As a nation and as individuals the main economic problem we face is scarcity.
We have essential needs but we have unlimited wants and most of us have limited resources or income to satisfy those. Our dilemma forces us to make choices. As rational human beings it’s assumed that we all try to allocate our scarce resources to our competing wants to maximise our satisfaction. We are all economists!
In theory national economic management is formulated to achieve what’s known as ‘allocative efficiency’ that is, producing the best mix of goods and services with the most efficient combination of resources with the least waste and with all resources fully employed. Like anyone knows we “can’t have it all”, there are trade-offs with any choice we make. The real or opportunity cost of a choice is the opportunity foregone, it’s true on a national level and a personal one.
Your income (Y) is the resource you have at your disposal to satisfy your wants and needs and there’s 3 things you can do with your income:
Y = C + S + T
- You can spend it (C)
- You can save it (S)
- You can pay taxes (T)
There are no other alternatives! Most people have the T taken out automatically before they get to make any choices about consuming or saving. What you are left with is disposable income. Saving by definition is “refraining from current consumption” and if you are fortunate enough to be meeting all your essential needs and still have some income available, you have the opportunity to decide how you will allocate your income from that point on. Unless you hoard the savings under the bed, you have the opportunity to invest and create wealth for the future. So, you can choose how to employ the savings!
In Australia 62% of all wealth is held by only 20% of the population, but unlike in other parts of the world, it isn’t primarily inherited, it’s created. It’s created by motivated people who think differently about money and debt. They don’t just work for their money, they make their money work for them and they understand that productive debt is not a bad thing.
Most people don’t realise how affordable and possible it is to invest.
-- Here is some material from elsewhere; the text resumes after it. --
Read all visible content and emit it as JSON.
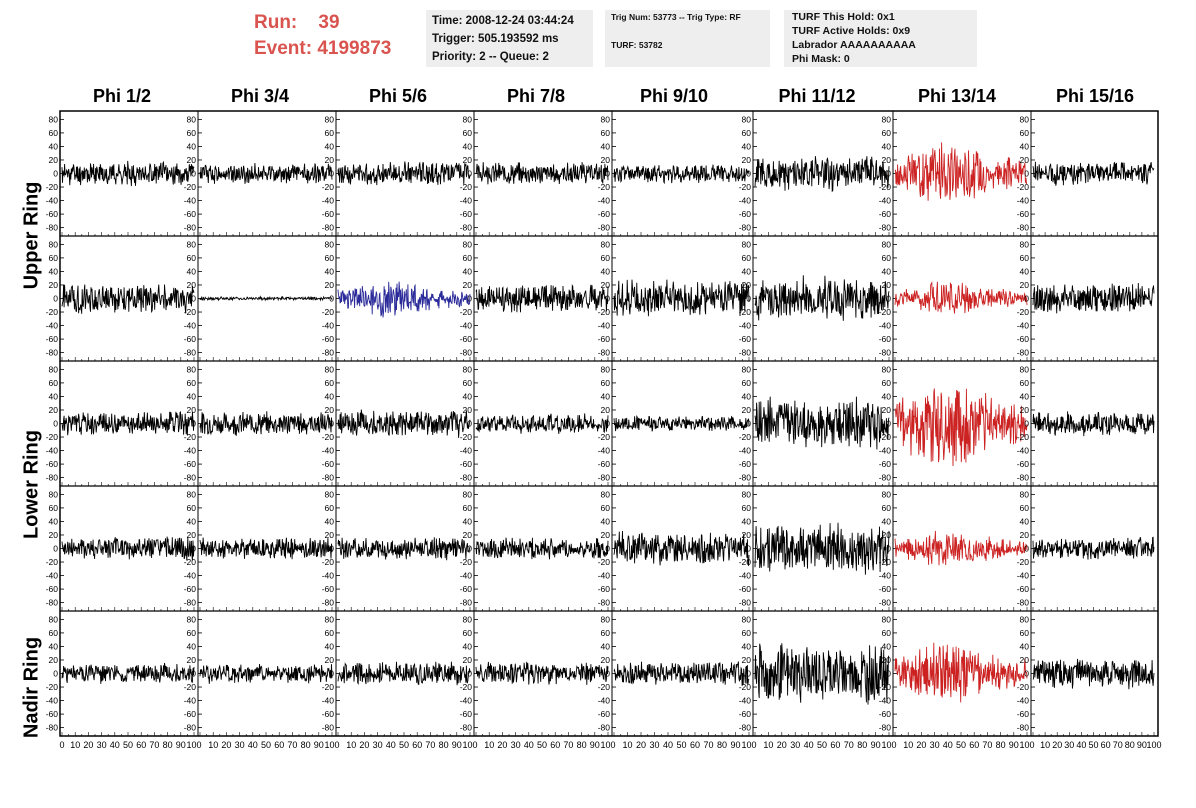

The opportunity cost, what you have to refrain from consuming now, may be less than you think and investing in property, particularly new property, is incentivized through the tax system, so while you can’t avoid the T component in the income equation, you can reduce it!
The first of the Seven Habits of Highly Effective People by Steven Covey, is “be proactive” – take what steps you can now to change your life for the better. You have the opportunity to achieve ‘allocative efficiency’, minimize waste and employ all your resources for maximum benefit.